La plupart des emplois sont ainsi concentrés dans les écuries de courses et les établissements équestres, qui sont de plus grosses entités. Au total, environ 39 000 salariés agricoles et 32 800 équivalents temps plein (ETP) non agricoles sont employés dans la filière. Les salariés agricoles sont plutôt jeunes, 30 ans en moyenne, et connaissent un fort « turn-over ». Les femmes sont surreprésentées dans les établissements équestres, mais sous-représentées chez les cavaliers professionnels ou les entraîneurs. Enfin, la part du bénévolat, bien que difficile à quantifier, est très importante et nombre de manifestations hippiques ou équestres ne pourraient avoir lieu sans la mobilisation de bénévoles.

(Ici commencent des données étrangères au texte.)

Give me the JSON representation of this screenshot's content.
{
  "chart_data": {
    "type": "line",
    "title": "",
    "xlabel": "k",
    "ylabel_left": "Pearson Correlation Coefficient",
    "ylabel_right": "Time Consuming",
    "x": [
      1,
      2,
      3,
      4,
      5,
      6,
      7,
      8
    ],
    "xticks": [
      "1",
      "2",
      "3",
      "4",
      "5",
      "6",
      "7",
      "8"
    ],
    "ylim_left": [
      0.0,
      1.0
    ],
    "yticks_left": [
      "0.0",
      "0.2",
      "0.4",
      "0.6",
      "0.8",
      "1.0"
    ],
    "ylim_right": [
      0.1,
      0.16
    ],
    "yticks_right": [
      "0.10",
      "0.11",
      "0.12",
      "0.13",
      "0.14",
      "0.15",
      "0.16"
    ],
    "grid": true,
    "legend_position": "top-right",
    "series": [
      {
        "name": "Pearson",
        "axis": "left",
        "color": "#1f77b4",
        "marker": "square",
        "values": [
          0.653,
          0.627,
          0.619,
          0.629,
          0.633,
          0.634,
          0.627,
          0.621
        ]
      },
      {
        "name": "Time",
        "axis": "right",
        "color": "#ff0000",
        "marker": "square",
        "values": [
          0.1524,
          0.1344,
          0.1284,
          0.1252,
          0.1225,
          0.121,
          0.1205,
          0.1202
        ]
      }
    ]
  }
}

Les données disponibles ne permettent pas d'évaluer précisément la balance commerciale équine . Selon les statistiques douanières, la France est le quatrième exportateur mondial de chevaux vivants (4 963 chevaux en 2011). Néanmoins, la base SIRE comptabilise environ 7 000 chevaux de selle importés en 2011, chiffre supérieur à celui des douanes et en nette hausse depuis quelques années. Au total, les acteurs de la filière estiment que notre solde commercial pourrait être négatif.

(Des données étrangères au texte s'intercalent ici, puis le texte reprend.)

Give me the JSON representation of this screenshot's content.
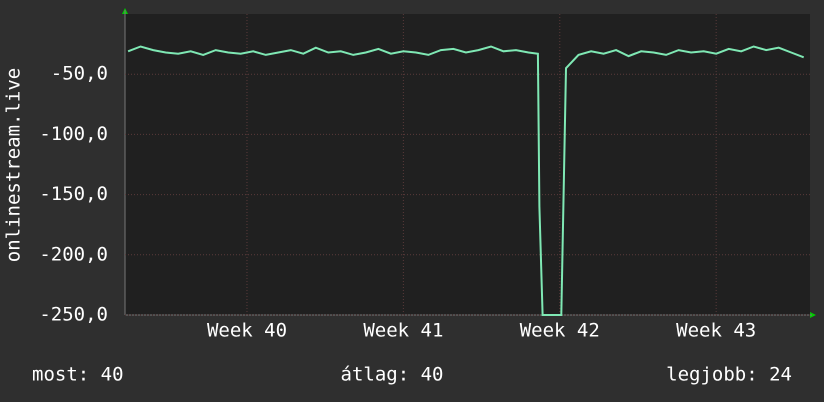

Concernant la viande chevaline , la France importe de la viande rouge d'équidés adultes et exporte la viande rosée de poulains, en particulier vers l'Italie et la Belgique, avec un solde qui s'améliore mais reste négatif.

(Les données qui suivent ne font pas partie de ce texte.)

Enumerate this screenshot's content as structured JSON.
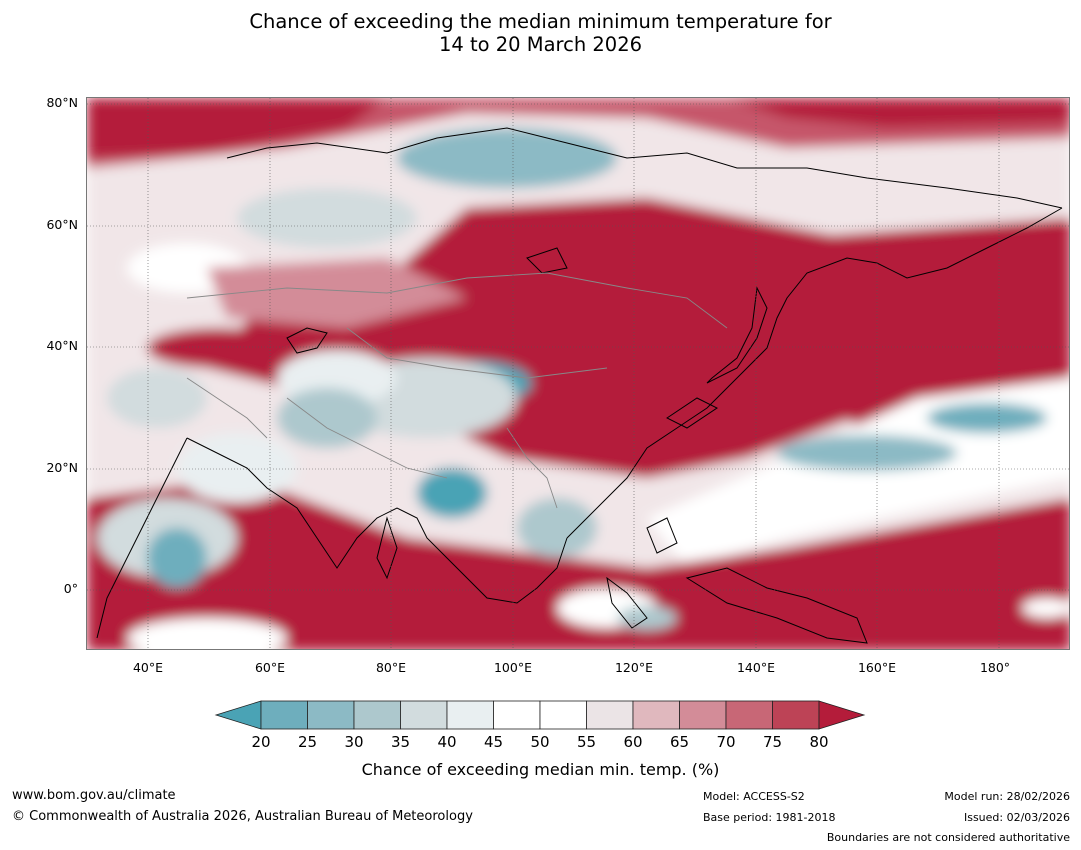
{
  "title": {
    "line1": "Chance of exceeding the median minimum temperature for",
    "line2": "14 to 20 March 2026"
  },
  "map": {
    "lat_labels": [
      "80°N",
      "60°N",
      "40°N",
      "20°N",
      "0°"
    ],
    "lon_labels": [
      "40°E",
      "60°E",
      "80°E",
      "100°E",
      "120°E",
      "140°E",
      "160°E",
      "180°"
    ],
    "region": "Asia",
    "lon_range": [
      30,
      192
    ],
    "lat_range": [
      -10,
      81
    ]
  },
  "colorbar": {
    "ticks": [
      "20",
      "25",
      "30",
      "35",
      "40",
      "45",
      "50",
      "55",
      "60",
      "65",
      "70",
      "75",
      "80"
    ],
    "colors": [
      "#4aa3b5",
      "#6eaebd",
      "#8cbac5",
      "#adc8cd",
      "#d2dcde",
      "#e9eff1",
      "#ffffff",
      "#ffffff",
      "#ebe4e6",
      "#e0b8be",
      "#d38c98",
      "#c86776",
      "#bd4356",
      "#b41c3a"
    ],
    "label": "Chance of exceeding median min. temp. (%)"
  },
  "footer": {
    "website": "www.bom.gov.au/climate",
    "copyright": "© Commonwealth of Australia 2026, Australian Bureau of Meteorology",
    "model": "Model: ACCESS-S2",
    "base_period": "Base period: 1981-2018",
    "model_run": "Model run: 28/02/2026",
    "issued": "Issued: 02/03/2026",
    "disclaimer": "Boundaries are not considered authoritative"
  }
}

Capables d'occuper des milieux très variés, y compris délaissés par l'agriculture, les chevaux contribuent à l' entretien des espaces et à la préservation des paysages. Les activités et le tourisme équestres - ce dernier représentant 1,1 million de pratiquants - participent également au dynamisme des territoires .
Omniprésent à la fin du XIX e siècle, à la fois pour les travaux agricoles et en ville, le cheval de trait retrouve progressivement un usage quotidien, en zone urbaine, rurale ou périurbaine : dans les milieux fragiles ou isolés, la traction animale s'avère très performante et beaucoup moins agressive pour les sols que la seule utilisation des engins motorisés. Leur utilisation a également un intérêt pour le développement de l'agriculture biologique, avec la recherche de nouvelles pratiques moins intrusives ou de développement d'une image spécifique. En milieu urbain, le cheval retrouve également une place en contribuant au tourisme ou à des missions de service public.
En matière sociale , selon la Fédération française d'équitation, sur les 500 000 personnes souffrant de handicaps physiques ou de troubles mentaux en France, 100 000 pratiquent déjà l'équitation de rééducation et l'équithérapie. 2 465 centres équestres en France accueillent des personnes handicapées, soit pour le loisir, soit en association avec des professionnels de santé, et la « médiation équine » est utilisée depuis plus de 20 ans pour des jeunes enfants souffrant d'autisme et de troubles du comportement.
La filière cheval est donc un important gisement d'emploi, de loisirs, d'innovations et de santé pour nos concitoyens et nos territoires.
* 1 Tableau économique, statistique et graphique du cheval en France, publié en novembre 2015 par l'IFCE.
* 2 La filière équine française à l'horizon 2030 Rapport du groupe de travail Prospective équine
Octobre 2012 - Christine Jez (Coordination), Bernard Coudurier, Marion Cressent, Florence Méa,
Philippe Perrier-Cornet, Emmanuel Rossier. Publié sous l'égide de l'Institut National de la Recherche Agronomique (INRA) et de l'Institut Français du Cheval et de l'Équitation (IFCE).